The software used for the dosimetric analysis is Sim4Life v.1.2 (ZMT, Zurich MedTech AG), a simulation platform that can deal with medical image data obtained from MRI; in particular, with this software it is possible to convert the typical voxeled data obtained from MRI in volumes and smoothed surfaces and assign electric properties to them. The human head model was obtained from Duke of the ViP (v.1.0, ZMT AG);[18] we selected a subdomain of 164 × 238 × 178 mm3, in order to include all the head structures. The geometric model of the ischemic region was obtained directly from MRI images of the patients undergone to the treatment and elaborated with Matlab as previously explained. The ischemic volume was imported in Sim4Life v.1.2 and placed in Duke’s head model; the correct positioning has been achieved looking at the MRI images and estimating the distance of the ischemia from the skull and other brain structures. We assigned to the ischemic tissue the electric properties of the edema[19], i.e. σ = 1.7 S/m and the same εr of the gray matter. The coil used in the simulation environment is a single turn rectangular coil of 14 × 10.6 cm; we chose a stimulation current amplitude of 240 A because it is able to generate in the center of the coil a magnetic field intensity of about 2 mT and to reproduce the same magnetic field of the experimental set up.
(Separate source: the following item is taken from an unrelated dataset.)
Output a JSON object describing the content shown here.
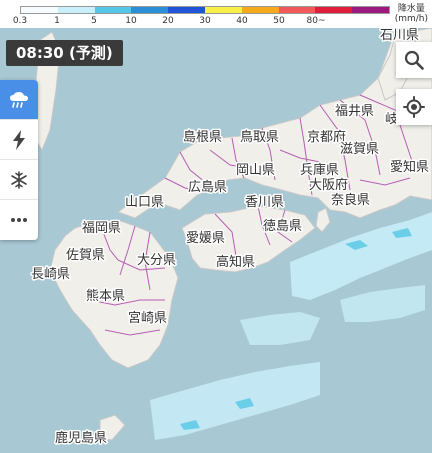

The single turn has been then warped in order to simulate the coil properties of being adaptable to the head shape; this warping has been obtained by computing the mean head curvature in the coronal plane. Then, the coil has been placed as close as possible to the head and in order to have the ischemic volume on the coil axis. Figure 4 shows the final geometry of the model for one patient, the same procedure has been followed for all the patients. Since the presence of the head structures, including ischemia, does not alter the magnetic distribution, all the tissues experience a magnetic field that depends only on the distance from the coil center and the current intensity that feeds the coil. For this reason, the higher is the distance from the coil, the lower is the field intensity.
Figure 4

Dosimetric methodology. (a) 3D ischemic model obtained starting from MRI data; (b) Insertion of the coil model and 3D ischemic model (patient specific) in the human head model.

Dosimetric methodology. (a) 3D ischemic model obtained starting from MRI data; (b) Insertion of the coil model and 3D ischemic model (patient specific) in the human head model.

Data Availability

All data generated or analysed during this study are included in this published article.